Remix.run Logo
btilly 2 hours ago

To be fair, the simple answer is not so simple within Google.

The issue is that Google achieves reliability by insisting on n+2/n+1. Globally your service is in at least 2 more data centers than is required for full load. In each region in at least 1 more data center than is required for full load.

If you're using the Google toolchain, all of the scalability and fallover problems are automatically handled by the layers that you're relying on. Which everyone expects you to use, because they are already integrated into the environment.

But if you go to use Postgres as a data storage layer, then you also need to take care of replication, failover, backup, and make sure that this is integrated with the automated systems that Google already has to detect when this is needed.

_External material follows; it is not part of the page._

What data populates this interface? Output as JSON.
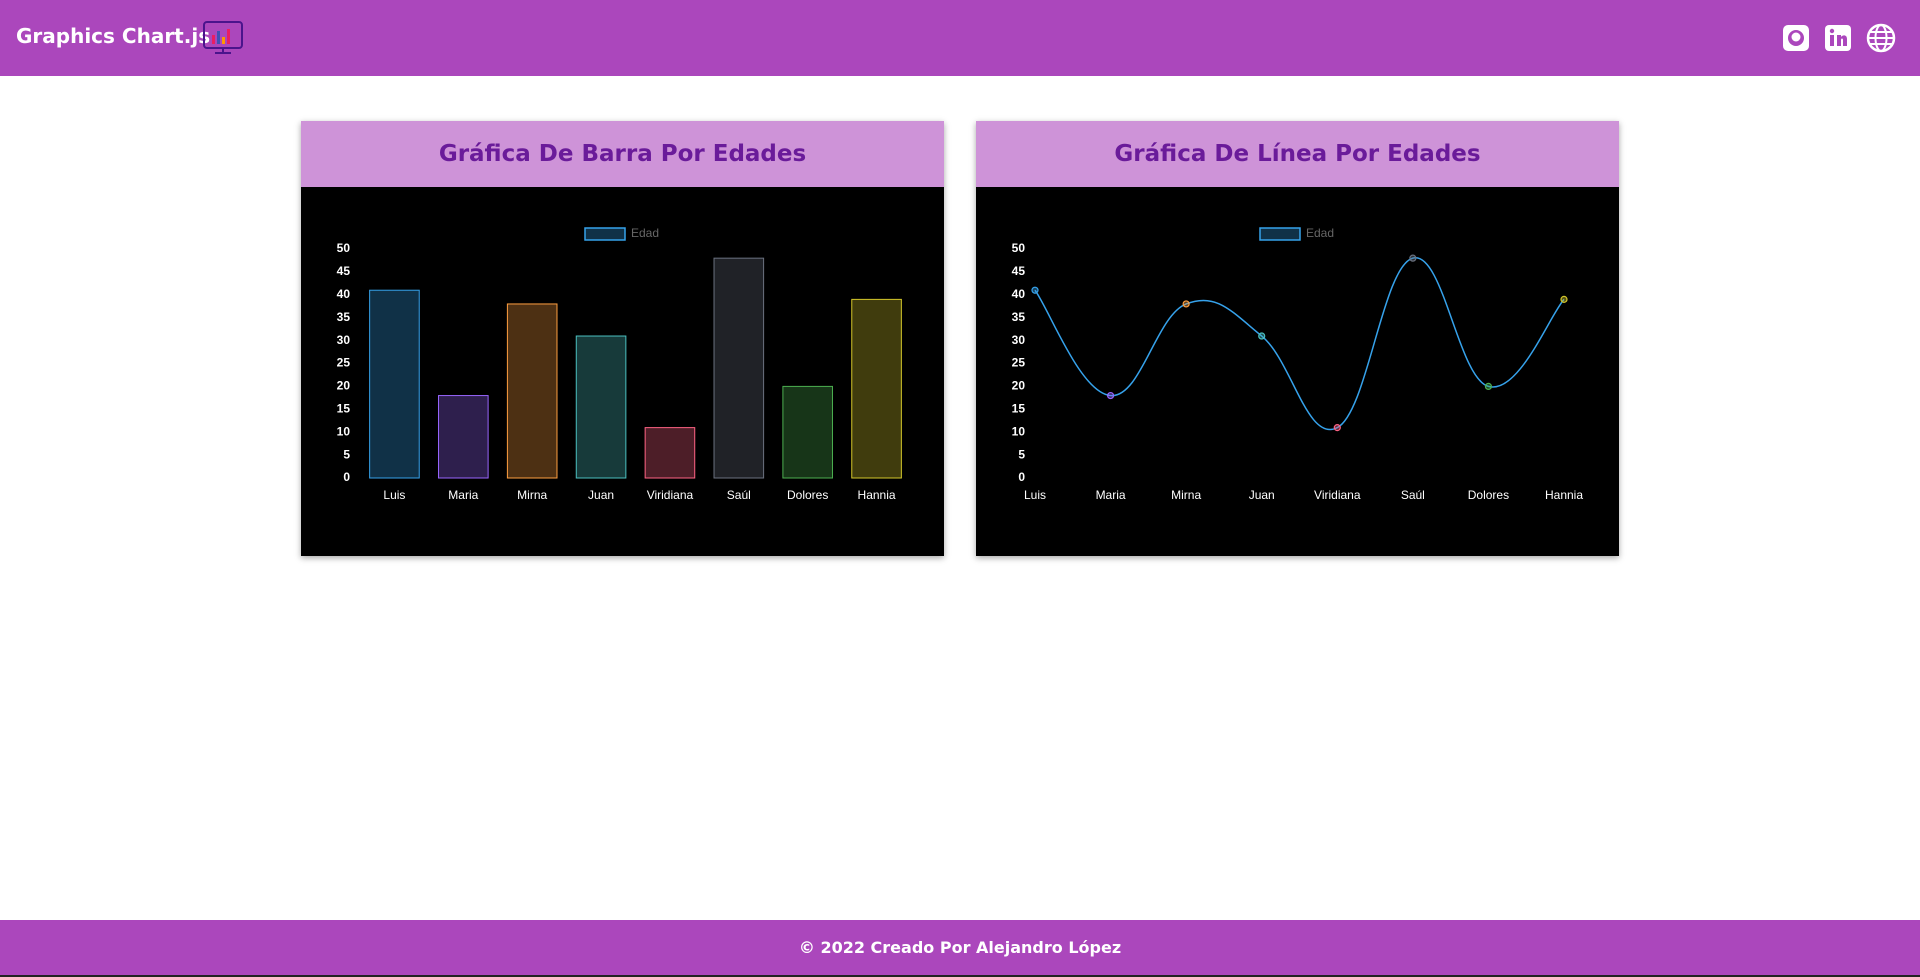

Even after you've done that, people from outside of your team will need to be convinced that you've done that. Simply because you're doing things differently, you'll get extra scrutiny.

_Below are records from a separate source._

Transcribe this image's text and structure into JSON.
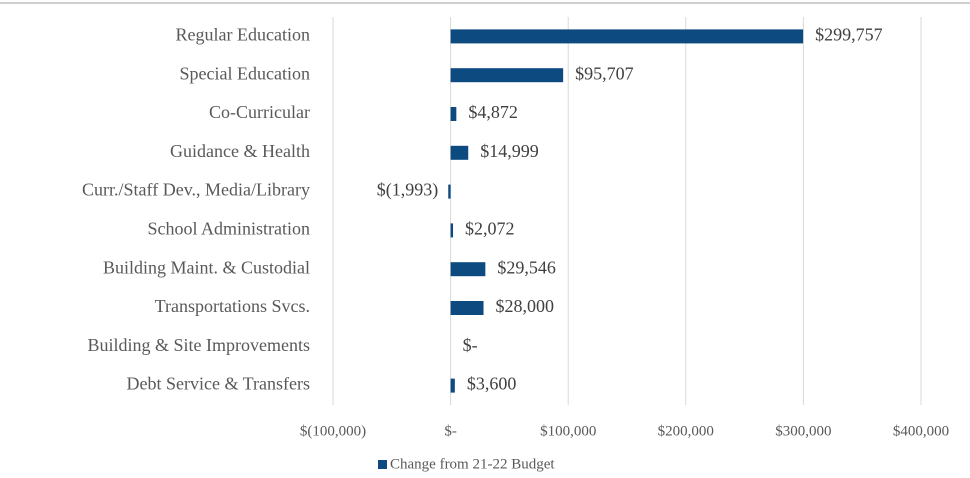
{
  "chart_data": {
    "type": "bar",
    "orientation": "horizontal",
    "categories": [
      "Regular Education",
      "Special Education",
      "Co-Curricular",
      "Guidance & Health",
      "Curr./Staff Dev., Media/Library",
      "School Administration",
      "Building Maint. & Custodial",
      "Transportations Svcs.",
      "Building & Site Improvements",
      "Debt Service & Transfers"
    ],
    "series": [
      {
        "name": "Change from 21-22 Budget",
        "color": "#0c4a80",
        "values": [
          299757,
          95707,
          4872,
          14999,
          -1993,
          2072,
          29546,
          28000,
          0,
          3600
        ],
        "value_labels": [
          "$299,757",
          "$95,707",
          "$4,872",
          "$14,999",
          "$(1,993)",
          "$2,072",
          "$29,546",
          "$28,000",
          "$-",
          "$3,600"
        ]
      }
    ],
    "xlim": [
      -100000,
      400000
    ],
    "xticks": [
      {
        "value": -100000,
        "label": "$(100,000)"
      },
      {
        "value": 0,
        "label": "$-"
      },
      {
        "value": 100000,
        "label": "$100,000"
      },
      {
        "value": 200000,
        "label": "$200,000"
      },
      {
        "value": 300000,
        "label": "$300,000"
      },
      {
        "value": 400000,
        "label": "$400,000"
      }
    ],
    "grid": true,
    "legend": "bottom"
  }
}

As a result, even if Postgres would have worked perfectly well, it is usually not the optimal answer for someone who is working within Google's environment. Don't think of it in terms of, "Does this do the job?" Think about it in terms of, "Can those in the broader organization easily certify that this does the job?" That certification is easier when you use standardized parts that are themselves already certified within the organization.

My guess is that your interviewer was aware of this. And was left with, "What about that question that I didn't think to ask you about?"

dmurray 2 minutes ago | parent [-]

If you're interviewing at Google, the expected answer to the interview question can't be to use Google's internal tools. "Use Postgres" is the standardized, understandable answer for anyone outside Google who needs to solve Postgres-shaped and Postgres-sized problems.